Ветер разнес тучи, на небо выкатилось желтое солнце, стал таять снег, обнажая пышный мох. Глазам открывались рыжие полосы лиственничной тайги, стекавшейся по долинам, черные камни горных вершин. В лесу открытые ночлеги были теплы, дров не жалели. Стадухин, лежа к огню ногами, глядел в небо с ясными звездами. Над острыми вершинами лиственниц висел радостный месяц — золотые рожки, предсказывая долгую, сухую осень. Рассвело, и отряд поволокся дальше к вершинам хребта.
— Где-то здесь был крест! — Проводник беспокойно озирал седловину между сопками. На краю леса стояла одинокая лиственница. Ветры скрутили ее в узел, согнули и обломали ветки, но она была жива. — Не уйти бы в сторону! — Оглядываясь на пройденный путь, Микула опасливо вертел головой. — Мимо Яны не пройдем, но путь увеличим.
На седловине, под которой остановился отряд, креста не было видно. Микулка налегке сбегал посмотреть, не упал ли, и с воплями вернулся. Через некоторое время с той стороны вышел медведь. С тех пор как Михей отпустил питомца, отобранного у анюйских юкагиров, прошло много лет, но атаману показалось, что это тот самый заматеревший пестун. И опять он залюбовался сильной грудью, прядями шерсти, свисавшими с лап, лобастой головой и статью свободного зверя. Покрученники Луки Новоселова схватились за пищали и мушкеты. Атаман остановил их знаком и пошел к медведю, договариваться. Чувствуя за спиной страх спутников, подступил к нему шагов на пятнадцать, зверь не думал уступать дорогу: глядел пристально, потряхивая головой, будто его донимала мошка.

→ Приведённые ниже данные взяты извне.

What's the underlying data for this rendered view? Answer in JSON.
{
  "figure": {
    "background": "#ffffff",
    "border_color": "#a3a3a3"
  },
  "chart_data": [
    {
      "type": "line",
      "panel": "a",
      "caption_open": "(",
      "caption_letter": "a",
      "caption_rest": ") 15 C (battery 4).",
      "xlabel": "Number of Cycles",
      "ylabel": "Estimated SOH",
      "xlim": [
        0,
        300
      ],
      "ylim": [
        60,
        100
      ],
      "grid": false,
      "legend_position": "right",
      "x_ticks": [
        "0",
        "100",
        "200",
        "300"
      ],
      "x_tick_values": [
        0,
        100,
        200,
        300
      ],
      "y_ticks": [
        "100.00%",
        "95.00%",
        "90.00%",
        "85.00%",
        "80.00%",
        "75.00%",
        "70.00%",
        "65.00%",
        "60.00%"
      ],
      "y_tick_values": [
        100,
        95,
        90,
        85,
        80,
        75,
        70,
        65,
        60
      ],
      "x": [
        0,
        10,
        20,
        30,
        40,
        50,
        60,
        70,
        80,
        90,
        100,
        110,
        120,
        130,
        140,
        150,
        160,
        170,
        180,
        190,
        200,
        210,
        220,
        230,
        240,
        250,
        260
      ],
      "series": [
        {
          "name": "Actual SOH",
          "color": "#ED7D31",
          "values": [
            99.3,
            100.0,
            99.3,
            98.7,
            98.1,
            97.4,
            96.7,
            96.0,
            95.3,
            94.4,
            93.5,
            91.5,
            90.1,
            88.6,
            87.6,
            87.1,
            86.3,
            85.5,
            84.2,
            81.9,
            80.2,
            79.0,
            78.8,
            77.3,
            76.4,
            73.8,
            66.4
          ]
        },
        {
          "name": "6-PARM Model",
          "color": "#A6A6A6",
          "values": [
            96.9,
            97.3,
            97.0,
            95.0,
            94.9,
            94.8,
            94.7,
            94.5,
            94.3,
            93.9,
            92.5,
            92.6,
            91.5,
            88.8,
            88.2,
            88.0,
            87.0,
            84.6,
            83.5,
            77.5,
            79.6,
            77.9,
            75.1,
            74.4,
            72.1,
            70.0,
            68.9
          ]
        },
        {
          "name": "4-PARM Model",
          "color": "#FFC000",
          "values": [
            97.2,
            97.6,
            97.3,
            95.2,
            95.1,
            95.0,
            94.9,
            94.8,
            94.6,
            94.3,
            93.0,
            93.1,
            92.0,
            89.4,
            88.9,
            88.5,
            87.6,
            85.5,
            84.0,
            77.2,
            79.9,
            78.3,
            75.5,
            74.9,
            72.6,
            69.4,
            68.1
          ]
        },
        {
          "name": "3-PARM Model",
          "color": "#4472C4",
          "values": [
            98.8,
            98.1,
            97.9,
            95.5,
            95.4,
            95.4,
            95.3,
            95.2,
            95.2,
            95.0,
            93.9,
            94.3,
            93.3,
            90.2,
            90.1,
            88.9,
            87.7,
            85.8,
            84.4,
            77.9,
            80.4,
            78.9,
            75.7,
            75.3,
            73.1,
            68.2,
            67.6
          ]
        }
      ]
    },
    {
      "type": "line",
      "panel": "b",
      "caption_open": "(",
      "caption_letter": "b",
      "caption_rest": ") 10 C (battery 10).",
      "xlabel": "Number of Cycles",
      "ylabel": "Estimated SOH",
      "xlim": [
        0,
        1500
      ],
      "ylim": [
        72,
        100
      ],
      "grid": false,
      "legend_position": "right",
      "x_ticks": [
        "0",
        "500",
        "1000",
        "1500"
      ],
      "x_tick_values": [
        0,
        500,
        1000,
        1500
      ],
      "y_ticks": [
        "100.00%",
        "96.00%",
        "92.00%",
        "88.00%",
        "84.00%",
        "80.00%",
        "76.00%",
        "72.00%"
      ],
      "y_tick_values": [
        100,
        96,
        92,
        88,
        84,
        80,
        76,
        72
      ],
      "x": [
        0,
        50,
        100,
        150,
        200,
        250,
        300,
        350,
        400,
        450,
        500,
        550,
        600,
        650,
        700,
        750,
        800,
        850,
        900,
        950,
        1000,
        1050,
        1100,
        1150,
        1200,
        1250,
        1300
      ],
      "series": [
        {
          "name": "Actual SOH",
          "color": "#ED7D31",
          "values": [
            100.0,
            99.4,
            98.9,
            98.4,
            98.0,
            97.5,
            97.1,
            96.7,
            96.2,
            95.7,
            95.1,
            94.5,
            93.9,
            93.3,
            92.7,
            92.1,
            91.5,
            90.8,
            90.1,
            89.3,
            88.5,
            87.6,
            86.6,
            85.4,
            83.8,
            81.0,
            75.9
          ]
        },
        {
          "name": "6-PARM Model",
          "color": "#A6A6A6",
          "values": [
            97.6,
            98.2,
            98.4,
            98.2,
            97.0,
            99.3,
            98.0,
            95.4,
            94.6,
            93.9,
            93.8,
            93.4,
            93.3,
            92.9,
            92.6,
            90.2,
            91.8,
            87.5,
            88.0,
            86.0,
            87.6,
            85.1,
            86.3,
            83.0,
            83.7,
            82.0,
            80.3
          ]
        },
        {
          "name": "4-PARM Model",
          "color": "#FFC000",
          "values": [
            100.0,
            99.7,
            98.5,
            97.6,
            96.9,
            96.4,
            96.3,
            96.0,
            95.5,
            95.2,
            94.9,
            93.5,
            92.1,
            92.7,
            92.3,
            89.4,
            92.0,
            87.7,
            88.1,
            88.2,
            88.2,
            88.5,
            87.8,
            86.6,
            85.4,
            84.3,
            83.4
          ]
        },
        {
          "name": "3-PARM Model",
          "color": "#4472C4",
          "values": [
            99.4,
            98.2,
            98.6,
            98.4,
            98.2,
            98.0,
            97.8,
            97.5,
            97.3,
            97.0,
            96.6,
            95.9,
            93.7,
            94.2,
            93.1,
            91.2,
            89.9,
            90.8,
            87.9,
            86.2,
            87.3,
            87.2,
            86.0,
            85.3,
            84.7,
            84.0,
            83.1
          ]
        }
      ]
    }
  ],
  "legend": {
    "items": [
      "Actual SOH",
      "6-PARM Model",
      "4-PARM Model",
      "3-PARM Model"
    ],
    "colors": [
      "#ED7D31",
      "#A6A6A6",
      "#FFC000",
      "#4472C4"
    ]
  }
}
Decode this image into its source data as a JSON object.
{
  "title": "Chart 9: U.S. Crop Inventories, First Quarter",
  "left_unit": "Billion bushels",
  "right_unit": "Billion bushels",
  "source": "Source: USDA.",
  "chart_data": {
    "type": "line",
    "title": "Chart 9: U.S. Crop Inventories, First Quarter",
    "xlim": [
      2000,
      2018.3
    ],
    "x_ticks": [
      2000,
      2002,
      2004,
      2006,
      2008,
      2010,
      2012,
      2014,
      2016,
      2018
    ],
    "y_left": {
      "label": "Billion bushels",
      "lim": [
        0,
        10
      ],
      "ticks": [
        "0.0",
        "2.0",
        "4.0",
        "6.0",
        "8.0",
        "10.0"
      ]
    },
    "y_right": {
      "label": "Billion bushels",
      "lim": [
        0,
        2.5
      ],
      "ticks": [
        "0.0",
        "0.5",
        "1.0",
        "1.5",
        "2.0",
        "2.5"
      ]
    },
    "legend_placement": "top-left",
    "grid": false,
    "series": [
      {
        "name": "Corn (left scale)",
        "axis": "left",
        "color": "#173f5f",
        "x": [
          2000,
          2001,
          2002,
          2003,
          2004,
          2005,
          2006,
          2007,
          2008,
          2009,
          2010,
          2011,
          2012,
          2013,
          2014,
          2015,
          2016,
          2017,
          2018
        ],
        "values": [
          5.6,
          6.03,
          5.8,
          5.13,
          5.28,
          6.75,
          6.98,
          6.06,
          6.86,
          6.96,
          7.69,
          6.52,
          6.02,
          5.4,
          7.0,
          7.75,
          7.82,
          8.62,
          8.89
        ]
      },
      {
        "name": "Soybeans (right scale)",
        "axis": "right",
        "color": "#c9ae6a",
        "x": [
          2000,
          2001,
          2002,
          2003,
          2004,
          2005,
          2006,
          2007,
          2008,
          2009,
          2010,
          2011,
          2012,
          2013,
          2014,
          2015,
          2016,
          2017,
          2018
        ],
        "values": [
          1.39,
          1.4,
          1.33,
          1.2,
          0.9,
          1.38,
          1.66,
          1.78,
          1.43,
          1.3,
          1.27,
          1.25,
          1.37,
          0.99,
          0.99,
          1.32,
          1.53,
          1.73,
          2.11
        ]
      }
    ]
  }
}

— Чего тебе? — строго спросил Стадухин. — Дай пройти!
Медведь стоял, не показывая признаков озлобления. Притупившимся чувством Михей ощутил, что зверь просто любопытен, скинул кафтан, помотал им над головой. Медведь неспешно повернулся боком и засеменил за пологую каменную вершину сопки. Спутники за спиной атамана восхищенно зашумели, а он оделся и махнул им рукой, призывая продолжать путь. Опасливо поглядывая на топтавшегося среди камней зверя, они вытянули нарты с грузом на седло и сбились в кучу.
— То самое! — крикнул проводник, указав на полуторааршинный крест, лежавший на боку.
— Чего пялится? — роптали торговые, с опаской поглядывая на медведя. — Позволь пальнуть для острастки?
— Не надо! — приказал Стадухин таким голосом, что спорить не посмели.
Глаза его горели, он чувствовал себя молодым и вольным, будто сбросил тяжесть последних лет. Обдутые ветром горные хребты тянулись на тысячи верст, между ними сверкали извивы рек. Бескрайняя желтая тундра убегала на север и пропадала в туманном мареве.
— А здесь лучше, чем в море, — пробормотал атаман, обернувшись к старому мореходу.
— Надежней, но не лучше! — одышливо ответил Ребров. Пеший подъем в гору им обоим давался нелегко.
Караван пошел к Яне. Михей пропустил спутников, и когда проскрипели полозьями последние нарты, обернулся к медведю. Тот с ленцой спустился на прежнее место и уставился на него.
— Сказать что-то хочешь? — приглушенно спросил Стадухин.
Зверь опять замотал головой с таким видом, будто укорял: «Эх, Мишка, Мишка!» «К чему бы?» — подумал атаман, вспоминая другие встречи с медведями, каждая из которых была знаком судьбы. На пути ватага обошла несколько каменных столбов, которых много на плоскогорьях между Яной и Колымой. Всякий раз Стадухин останавливался, ходил вокруг, высматривая знаки среди причудливых трещин и выступов. Они складывались в медвежью морду, то смешливую, с прижатыми ушами, то печальную. Через образ медведя камень тоже в чем-то ласково укорял: «Эх, Мишка, Мишка!» На шестой неделе отряд служилых и торговых людей вышел к Верхоянскому зимовью.